We’re on the cusp of a new generation of wireless headphones that are more power-efficient, sound better, and support novel new features like being able to connect an “unlimited” number of devices to a single source. That’s thanks to Bluetooth LE Audio, an umbrella term for a collection of new features for Bluetooth devices that the Bluetooth standards body is officially announcing the completion of today.
Bluetooth LE Audio was announced way back at the beginning of 2020, and the Bluetooth SIG had originally hoped that supporting devices would be released before the end of that year. But, after a significant delay due to the pandemic, the completion of the specification today means that manufacturers can now start adding support for the standard to their devices. It means the first compatible products should start becoming available before the end of the year, the Bluetooth SIG says.
“The largest specification development project in the history of the Bluetooth SIG”
“Today is a proud day for the Bluetooth SIG member community,” says CEO of the Bluetooth SIG Mark Powell. “Our members overcame the many challenges placed on them these past few years to complete the largest specification development project in the history of the Bluetooth SIG. LE Audio extends the boundaries of what’s possible for the wireless audio market.”
There are several elements to Bluetooth LE Audio, but the one that’s likely to impact the most people is the new LC3 codec, which is designed to be a much more efficient way to transmit audio. That either means much higher audio quality at the same bit rate than the current baseline SBC codec, or even (the Bluetooth SIG claims) slightly better audio quality at less than half the bit rate (listen for yourself right here).

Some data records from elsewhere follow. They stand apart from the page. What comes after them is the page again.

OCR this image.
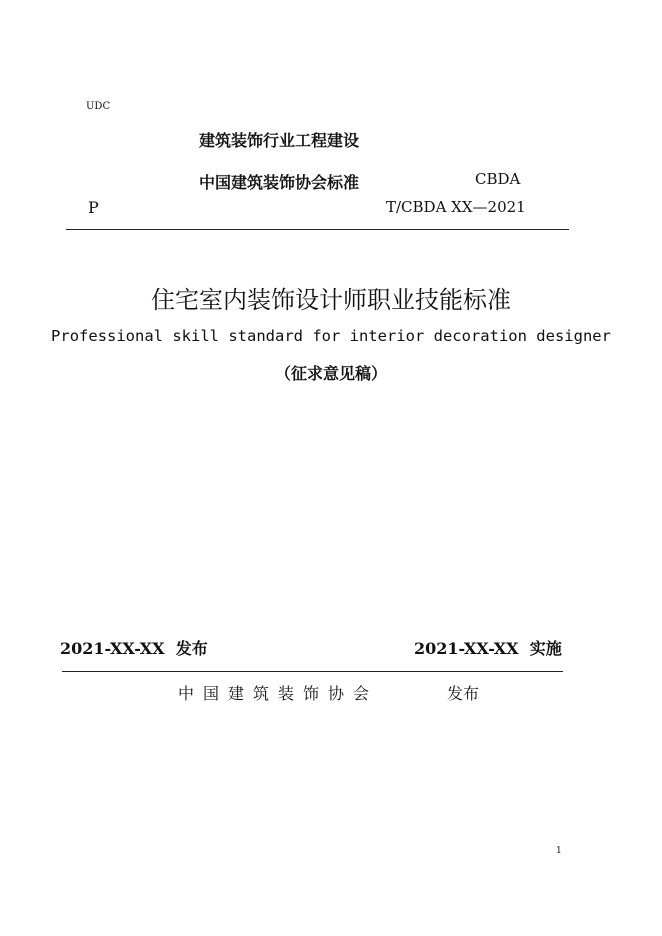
UDC
建筑装饰行业工程建设
中国建筑装饰协会标准	CBDA
P	T/CBDA XX—2021
住宅室内装饰设计师职业技能标准
Professional skill standard for interior decoration designer
（征求意见稿）
2021-XX-XX  发布	2021-XX-XX  实施
中国建筑装饰协会	发布
1
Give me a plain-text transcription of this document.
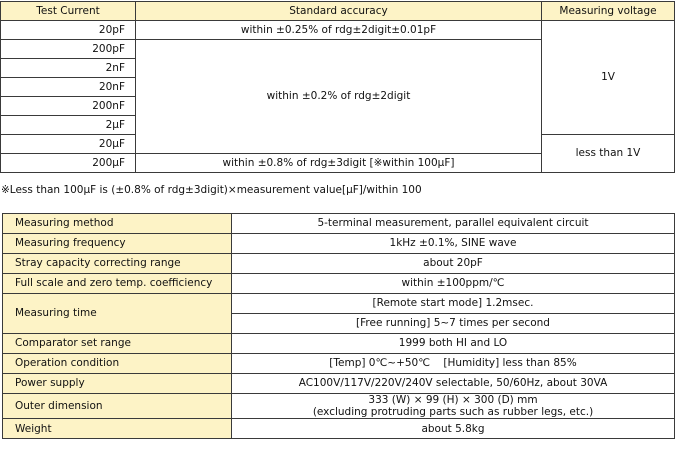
Test Current	Standard accuracy	Measuring voltage
20pF	within ±0.25% of rdg±2digit±0.01pF	1V
200pF	within ±0.2% of rdg±2digit	
2nF		
20nF		
200nF		
2μF		
20μF		less than 1V
200μF	within ±0.8% of rdg±3digit [※within 100μF]	
※Less than 100μF is (±0.8% of rdg±3digit)×measurement value[μF]/within 100
Measuring method	5-terminal measurement, parallel equivalent circuit
Measuring frequency	1kHz ±0.1%, SINE wave
Stray capacity correcting range	about 20pF
Full scale and zero temp. coefficiency	within ±100ppm/℃
Measuring time	[Remote start mode] 1.2msec.
	[Free running] 5~7 times per second
Comparator set range	1999 both HI and LO
Operation condition	[Temp] 0℃~+50℃    [Humidity] less than 85%
Power supply	AC100V/117V/220V/240V selectable, 50/60Hz, about 30VA
Outer dimension	333 (W) × 99 (H) × 300 (D) mm
(excluding protruding parts such as rubber legs, etc.)

Weight	about 5.8kg
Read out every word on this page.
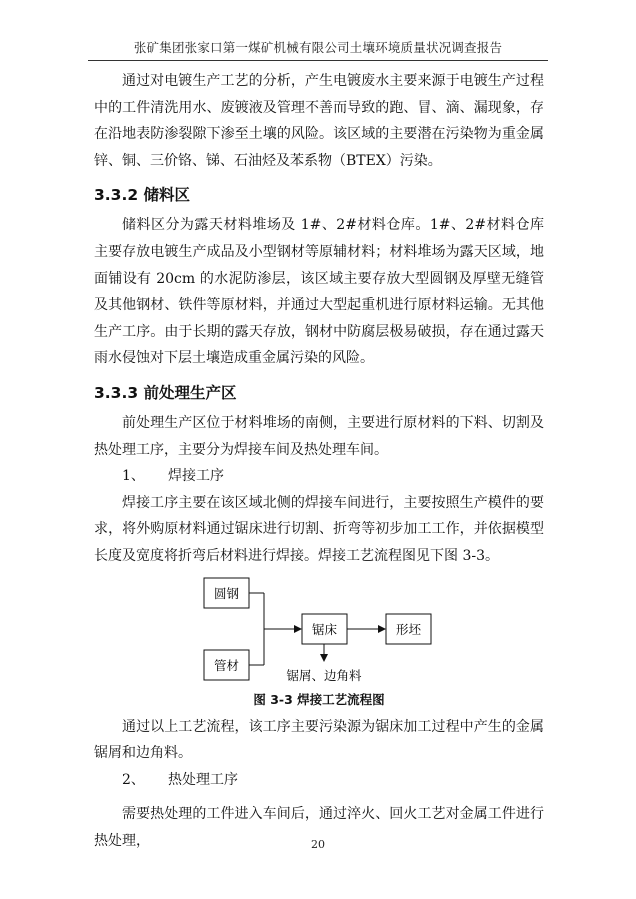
张矿集团张家口第一煤矿机械有限公司土壤环境质量状况调查报告

通过对电镀生产工艺的分析，产生电镀废水主要来源于电镀生产过程中的工件清洗用水、废镀液及管理不善而导致的跑、冒、滴、漏现象，存在沿地表防渗裂隙下渗至土壤的风险。该区域的主要潜在污染物为重金属锌、铜、三价铬、锑、石油烃及苯系物（BTEX）污染。

3.3.2 储料区

储料区分为露天材料堆场及 1#、2#材料仓库。1#、2#材料仓库主要存放电镀生产成品及小型钢材等原辅材料；材料堆场为露天区域，地面铺设有 20cm 的水泥防渗层，该区域主要存放大型圆钢及厚壁无缝管及其他钢材、铁件等原材料，并通过大型起重机进行原材料运输。无其他生产工序。由于长期的露天存放，钢材中防腐层极易破损，存在通过露天雨水侵蚀对下层土壤造成重金属污染的风险。

3.3.3 前处理生产区

前处理生产区位于材料堆场的南侧，主要进行原材料的下料、切割及热处理工序，主要分为焊接车间及热处理车间。

1、 焊接工序

焊接工序主要在该区域北侧的焊接车间进行，主要按照生产模件的要求，将外购原材料通过锯床进行切割、折弯等初步加工工作，并依据模型长度及宽度将折弯后材料进行焊接。焊接工艺流程图见下图 3-3。

圆钢
管材
锯床	形坯
锯屑、边角料
图 3-3 焊接工艺流程图

通过以上工艺流程，该工序主要污染源为锯床加工过程中产生的金属锯屑和边角料。

2、 热处理工序

需要热处理的工件进入车间后，通过淬火、回火工艺对金属工件进行热处理，	20
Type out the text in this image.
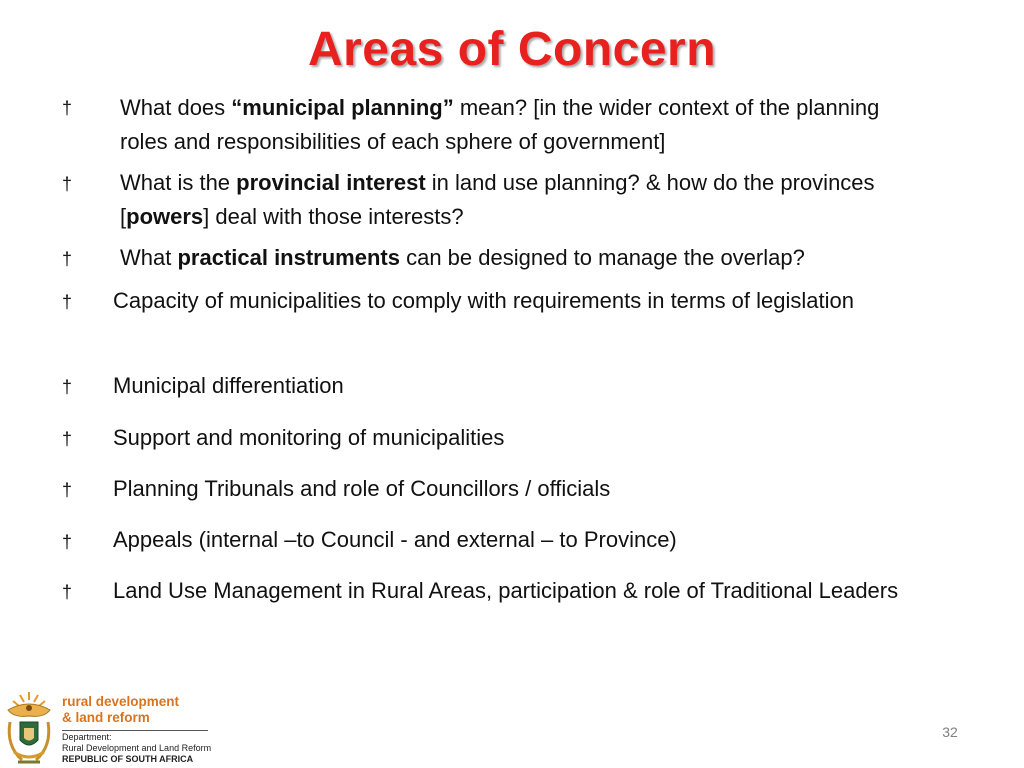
Areas of Concern
† What does “municipal planning” mean? [in the wider context of the planning roles and responsibilities of each sphere of government]
† What is the provincial interest in land use planning? & how do the provinces [powers] deal with those interests?
† What practical instruments can be designed to manage the overlap?
† Capacity of municipalities to comply with requirements in terms of legislation
† Municipal differentiation
† Support and monitoring of municipalities
† Planning Tribunals and role of Councillors / officials
† Appeals (internal –to Council - and external – to Province)
† Land Use Management in Rural Areas, participation & role of Traditional Leaders
rural development
& land reform
Department:
Rural Development and Land Reform
REPUBLIC OF SOUTH AFRICA
32
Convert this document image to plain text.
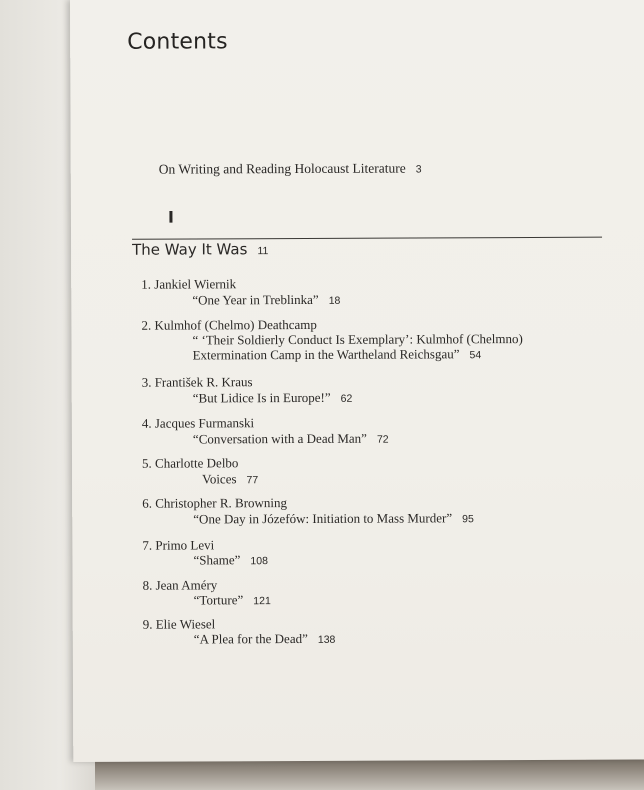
Contents
On Writing and Reading Holocaust Literature 3
I
The Way It Was 11
1. Jankiel Wiernik
“One Year in Treblinka” 18
2. Kulmhof (Chelmo) Deathcamp
“ ‘Their Soldierly Conduct Is Exemplary’: Kulmhof (Chelmno)
Extermination Camp in the Wartheland Reichsgau” 54
3. František R. Kraus
“But Lidice Is in Europe!” 62
4. Jacques Furmanski
“Conversation with a Dead Man” 72
5. Charlotte Delbo
Voices 77
6. Christopher R. Browning
“One Day in Józefów: Initiation to Mass Murder” 95
7. Primo Levi
“Shame” 108
8. Jean Améry
“Torture” 121
9. Elie Wiesel
“A Plea for the Dead” 138
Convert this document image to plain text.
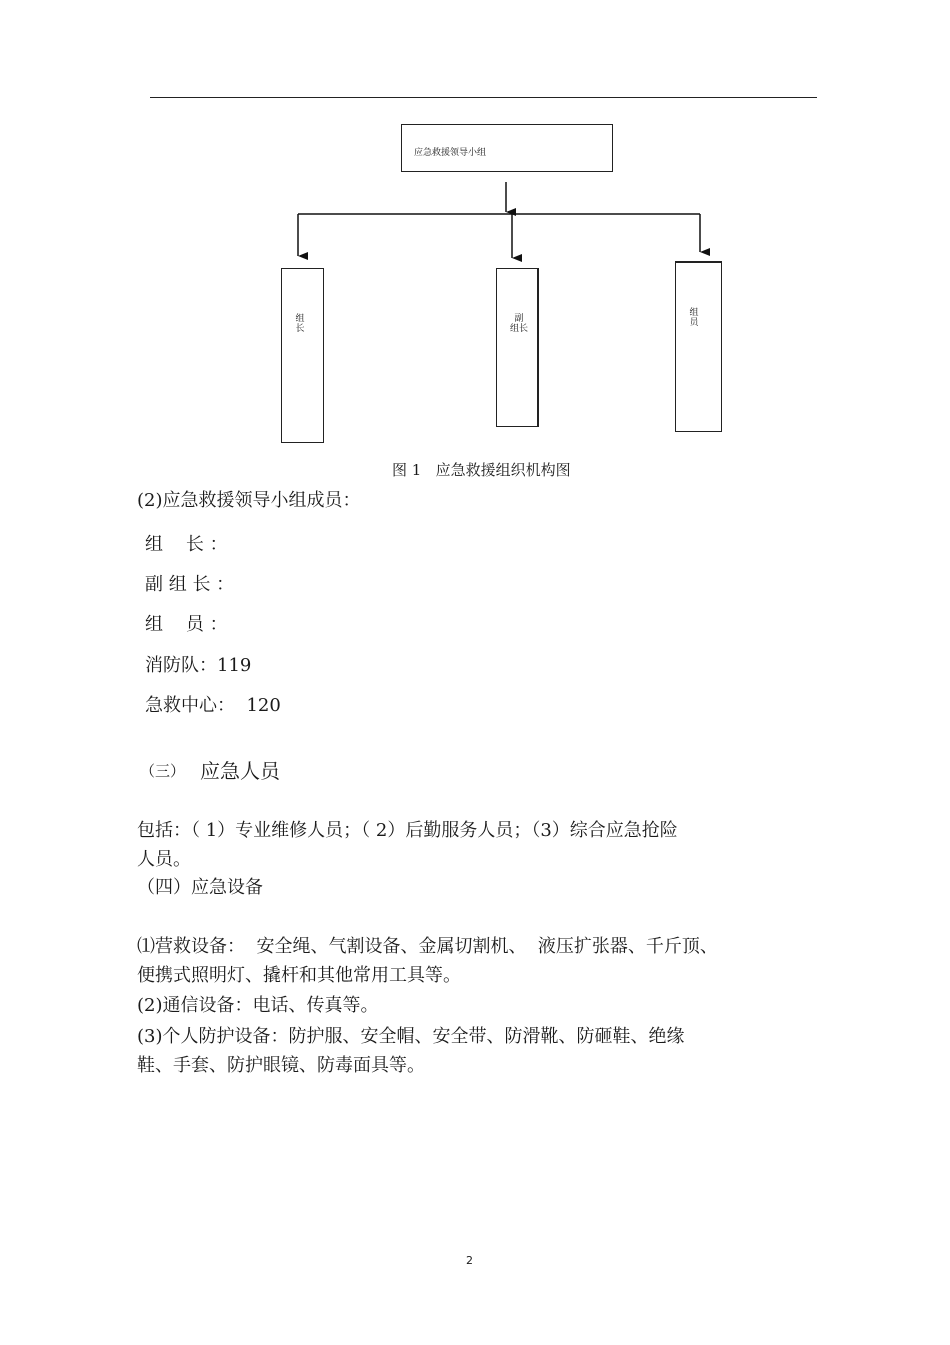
应急救援领导小组
组
长
副
组长
组
员
图 1   应急救援组织机构图
(2)应急救援领导小组成员：
组    长 ：
副 组 长 ：
组    员 ：
消防队：119
急救中心：  120
（三） 应急人员
包括：（ 1）专业维修人员；（ 2）后勤服务人员；（3）综合应急抢险
人员。
（四）应急设备
⑴营救设备：  安全绳、气割设备、金属切割机、  液压扩张器、千斤顶、
便携式照明灯、撬杆和其他常用工具等。
(2)通信设备：电话、传真等。
(3)个人防护设备：防护服、安全帽、安全带、防滑靴、防砸鞋、绝缘
鞋、手套、防护眼镜、防毒面具等。
2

A lower bit rate means lower power consumption, which should translate to longer battery life.
LC3 is just one of the features that sits under the LE Audio umbrella. Another key aspect is its ability to connect multiple audio devices to a single source with a feature it’s branding as Auracast. This could be as simple as pairing two pairs of headphones to a single phone, or pairing numerous earbuds to a single TV located in a public space like a gym. The Bluetooth SIG’s website outlines how users will be able to search for audio sources like you would for a Wi-Fi network, or else connect by scanning a QR code, or tap an NFC-enabled surface.
Other features include better support for true wireless earbuds, since Bluetooth LE Audio allows each individual earbud to maintain its own separate connection with the source device. And it’s also hoped that, combined, all LE Audio’s features will serve as a massive benefit for future hearing aids.
Between Bluetooth LE Audio, and Qualcomm’s recently announced aptX Lossless standard, Bluetooth audio looks set to take a big step forward in the months ahead. But what’s currently unclear is whether we’ll need to buy entirely new devices to enjoy the benefits. The Bluetooth SIG’s website notes that it may be possible for some existing devices to be updated to support Bluetooth LE Audio (and early support for the standard is already available in Android 13’s beta), but I suspect that most people won’t benefit until they buy upgraded hardware.